Federal Court: Revocation of Church’s Tax-Exempt Status Was Proper

Ruling upholds rare instance when IRS took away exemption for political activities.

Case summary

In order to maintain their tax-exempt status for federal income tax purposes, churches and other religious organizations must comply with several requirements specified in section 501(c)(3) of the tax code. One of these requirements is that the organization must not participate or intervene in any political campaign on behalf of (or in opposition to) any candidate for public office. Many churches have violated this requirement in the past with no adverse consequences. However, the landscape is changing.

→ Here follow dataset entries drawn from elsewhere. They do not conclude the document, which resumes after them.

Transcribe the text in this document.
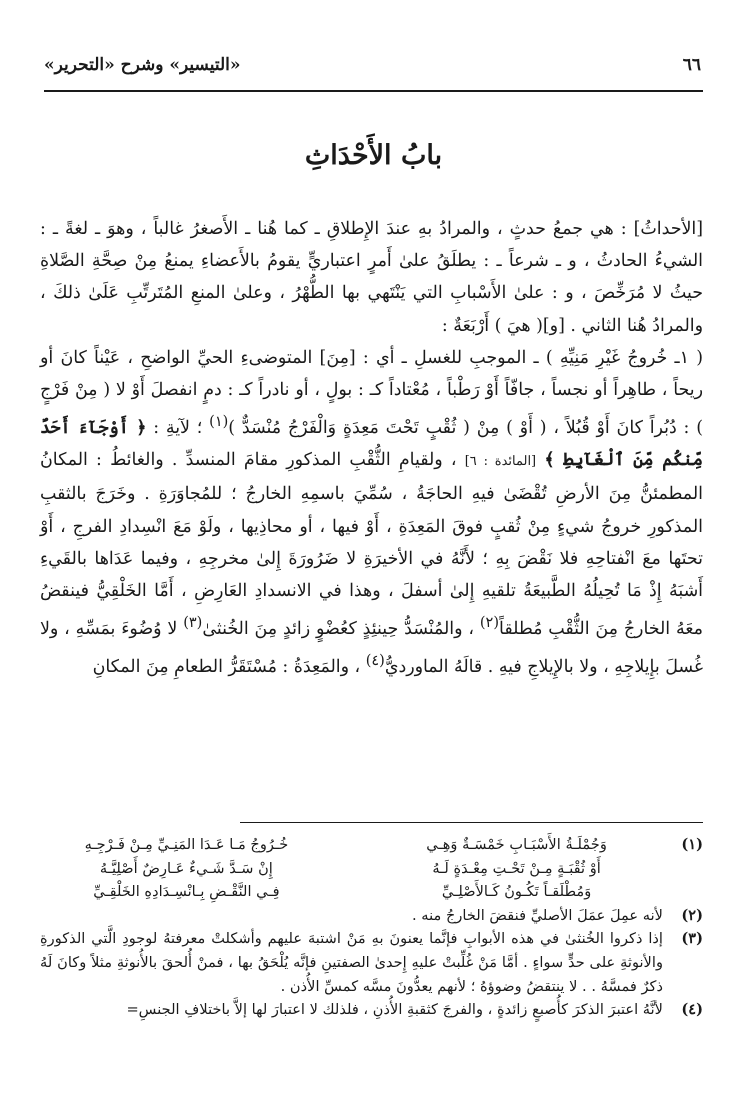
٦٦
«التيسير» وشرح «التحرير»
بابُ الأَحْدَاثِ

[الأحداثُ] : هي جمعُ حدثٍ ، والمرادُ بهِ عندَ الإِطلاقِ ـ كما هُنا ـ الأَصغرُ غالباً ، وهوَ ـ لغةً ـ : الشيءُ الحادثُ ، و ـ شرعاً ـ : يطلَقُ علىٰ أَمرٍ اعتباريٍّ يقومُ بالأَعضاءِ يمنعُ مِنْ صِحَّةِ الصَّلاةِ حيثُ لا مُرَخِّصَ ، و : علىٰ الأَسْبابِ التي يَنْتَهي بها الطُّهْرُ ، وعلىٰ المنعِ المُتَرتِّبِ عَلَىٰ ذلكَ ، والمرادُ هُنا الثاني . [و]( هيَ ) أَرْبَعَةٌ :

( ١ـ خُروجُ غَيْرِ مَنِيِّهِ ) ـ الموجبِ للغسلِ ـ أي : [مِنَ] المتوضىءِ الحيِّ الواضحِ ، عَيْناً كانَ أو ريحاً ، طاهِراً أو نجساً ، جافّاً أَوْ رَطْباً ، مُعْتاداً كـ : بولٍ ، أو نادراً كـ : دمٍ انفصلَ أَوْ لا ( مِنْ فَرْجٍ ) : دُبُراً كانَ أَوْ قُبُلاً ، ( أَوْ ) مِنْ ( ثُقْبٍ تَحْتَ مَعِدَةٍ وَالْفَرْجُ مُنْسَدٌّ )$^{(١)}$ ؛ لآيةِ : ﴿ أَوْجَآءَ أَحَدٌ مِّنكُم مِّنَ ٱلْغَآيِطِ ﴾ [المائدة : ٦] ، ولقيامِ الثُّقْبِ المذكورِ مقامَ المنسدِّ . والغائطُ : المكانُ المطمئنُّ مِنَ الأرضِ تُقْضَىٰ فيهِ الحاجَةُ ، سُمِّيَ باسمِهِ الخارجُ ؛ للمُجاوَرَةِ . وخَرَجَ بالثقبِ المذكورِ خروجُ شيءٍ مِنْ ثُقبٍ فوقَ المَعِدَةِ ، أَوْ فيها ، أو محاذِيها ، ولَوْ مَعَ انْسِدادِ الفرجِ ، أَوْ تحتَها معَ انْفتاحِهِ فلا نَقْضَ بِهِ ؛ لأَنَّهُ في الأخيرَةِ لا ضَرُورَةَ إِلىٰ مخرجِهِ ، وفيما عَدَاها بالقَيءِ أَشبَهُ إِذْ مَا تُحِيلُهُ الطَّبيعَةُ تلقيهِ إِلىٰ أسفلَ ، وهذا في الانسدادِ العَارِضِ ، أَمَّا الخَلْقِيُّ فينقضُ معَهُ الخارجُ مِنَ الثُّقْبِ مُطلقاً$^{(٢)}$ ، والمُنْسَدُّ حِينئِذٍ كعُضْوٍ زائدٍ مِنَ الخُنثىٰ$^{(٣)}$ لا وُضُوءَ بمَسِّهِ ، ولا غُسلَ بإِيلاجِهِ ، ولا بالإِيلاجِ فيهِ . قالَهُ الماورديُّ$^{(٤)}$ ، والمَعِدَةُ : مُسْتَقَرُّ الطعامِ مِنَ المكانِ

(١)
وَجُمْلَـةُ الأَسْبَـابِ خَمْسَـةٌ وَهِـي
خُـرُوجُ مَـا عَـدَا المَنِـيِّ مِـنْ فَـرْجِـهِ
أَوْ ثُقْبَـةٍ مِـنْ تَحْـتِ مِعْـدَةٍ لَـهُ
إِنْ سَـدَّ شَـيءٌ عَـارِضٌ أَصْلِيَّـهُ
وَمُطْلَقـاً تَكُـونُ كَـالأَصْلِـيِّ
فِـي النَّقْـضِ بِـانْسِـدَادِهِ الخَلْقِـيِّ
(٢)
لأنه عمِلَ عمَلَ الأصليِّ فنقضَ الخارجُ منه .
(٣)
إذا ذكروا الخُنثىٰ في هذه الأبوابِ فإنَّما يعنونَ بهِ مَنْ اشتبهَ عليهم وأشكلتْ معرفتهُ لوجودِ الَّتي الذكورةِ والأنوثةِ على حدٍّ سواءٍ . أمَّا مَنْ غُلِّبتْ عليهِ إِحدىٰ الصفتينِ فإنَّه يُلْحَقُ بها ، فمنْ أُلحقَ بالأُنوثةِ مثلاً وكانَ لَهُ ذكرٌ فمسَّهُ . . لا ينتقضُ وضوؤهُ ؛ لأنهم يعدُّونَ مسَّه كمسِّ الأُذن .
(٤)
لأنَّهُ اعتبرَ الذكرَ كأُصبعٍ زائدةٍ ، والفرجَ كثقبةِ الأُذنِ ، فلذلك لا اعتبارَ لها إلاَّ باختلافِ الجنسِ=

In 1995 the IRS for the first time revoked the exempt status of a church for intervening in a political campaign. The church had published full-page ads in two national newspapers, warning Christians not to vote for candidate Bill Clinton in the 1992 presidential election. The IRS ruling was upheld recently by a federal court. The court rejected the church’s claim that the revocation of its tax-exempt status violated the first amendment and the Religious Freedom Restoration Act.

A federal court has upheld a ruling by the IRS revoking the tax-exempt status of a church on account of its intervention in the 1992 presidential campaign. This case makes it essential for church leaders to be familiar with the limitation on political involvement. This article reviews the court’s ruling, summarizes the limitation on political activities, and addresses the impact of the ruling on church practices.

Details of the case

On October 30, 1992, four days before a presidential election, Branch Ministries, Inc., doing business as the Church at Pierce Creek (the “church”), expressed its concern about the moral character of candidate Bill Clinton in a full page advertisement in the Washington Times and in USA Today. The advertisement proclaimed “Christian Beware. Do not put the economy ahead of the Ten Commandments.” It asserted that Bill Clinton supported abortion on demand, homosexuality and the distribution of condoms to teenagers in public schools.

The advertisement cited various Biblical passages and stated that “Bill Clinton is promoting policies that are in rebellion to God’s laws.” It concluded with the question, “How then can we vote for Bill Clinton?” At the bottom of the advertisement, in fine print, was the following notice: “This advertisement was co-sponsored by The Church at Pierce Creek, Daniel J. Little, Senior Pastor, and by churches and concerned Christians nationwide. Tax-deductible donations for this advertisement gladly accepted. Make donations to: The Church at Pierce Creek,” and provided a mailing address.

At the time the advertisement was published, the church was a tax-exempt organization. On October 31, 1992, the New York Times published an article entitled “Religious Right Intensifies Campaign for Bush.” The article discussed the role of the religious right in the 1992 presidential campaign and mentioned the advertisement described above, but it did not mention Branch Ministries or the Church at Pierce Creek by name. On December 1, 1992, the New York Times published an op-ed piece entitled “Tax-Exempt Politics?” The article discussed the “use of tax-exempt money for politics,” and, as a case in point, focused on the advertisement in USA Today by the Church at Pierce Creek. The article observed that “[t]he sponsors [of the advertisement] almost certainly violated the Internal Revenue Code.”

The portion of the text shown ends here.